What is the issue?
- Although food production has increased tremendously, farmer incomes have not been impacted positively.
- This calls for massive structural reforms on the lines proposed by Niti Aayog.
What is the proposal?
- The central government is pitch for restructuring agricultural marketing to double farm income by 2022.
- NITI Aayog member Ramesh Chand recently said that bringing agriculture marketing into the Concurrent or Union list is imperative to benefit farmers.
- While many states too have welcomed this, some are sternly opposed to it and argue that it would be a disaster for agriculture and co-operative federalism.
- Significantly, the “Committee on Doubling Farmer’s Income” (Dalwai Committee) has supported the Niti Aayog’s stand.
- Besides this, the committee has also recommended rolling out the model Agriculture Produce Marketing Committee (APMC) Act 2017.
- This, it believes is needed to facilitate pan-India operations, through single-point levy of taxes.
- These are touted to promote direct interface between farmers and end-users, and give farmers greater freedom to sell their produce for better prices.
Why is focus on markets needed?
- The country’s food production has increased tremendously from just 51 million tonnes in 1950-51 to about 252 million tonnes in 2014-15.
- However, farm income did not grow much, which was also highlighted by the National Commission on Farmers (NCF) headed by MS Swaminathan.
- On an average, the income realised from cultivation at current prices worked out to be only about Rs.101 a day during 2012-13.
- Significantly, as early as 1976, the “National Commission on Agriculture” had noted that higher output alone will not provide higher income to farmers.
- This anomaly is due to the lack of proper marketability for agro-produce, and becomes amply clear in the usual distresses that follows bumber harvests.
- Had the markets been integrated, the surplus produce would have been transferred to deficit regions to help easy the “Pleanty Paradox”.
What is the current situation?
- Farmer’s participation in agri-markets is equally worrisome and their share as a percentage of the Consumer Price is a merely in the range of 15- 40%.
- Middlemen dominance is primarily responsible for farmers not getting a reasonable price for their produce, which lowers farm income and profitability.
- Significantly, The Committee of State Ministers, in charge of Agricultural Marketing, has noted that of the regulated markets only:
- two-thirds have covered and open auction platforms
- one-fourth have common drying yards
- less than one-tenth have Cold storage units
- less than one-third grading facilities
- Very few have electronic weigh-bridges
- The committee also noted that the post-harvest losses of various commodities ranged from 6 to 18%.

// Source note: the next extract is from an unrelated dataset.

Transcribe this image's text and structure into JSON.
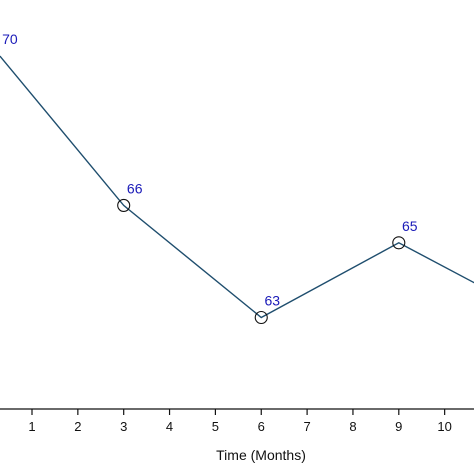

- All these conditions therefore, leaves the farmers with no choice but to demand higher minimum support price (MSP) and procurement.
What is the way ahead?
- The country will achieve sustained food security only when the farmer incomes are secured and “production and marketing” to achieve the same.
- While farmers need to be empowered with greater autonomy for marketing, the intermediary culture needs to be systematically scrapped.
- Also, the seasonal spike in prices of perishable commodities that pushes up the food inflation cannot be addressed without improving the supply chain.
- Significantly, almost 40% of all fruits and vegetables are lost annually in India between the grower and the consumer.
- This is mainly due to lack of storage facilities, a weak transportation system, and bad roads, which needs to be addressed by inviting massive investments.
- Also, as climate change is expected to pose more challenges, states alone can’t handle these effectively due to technological shortcomings.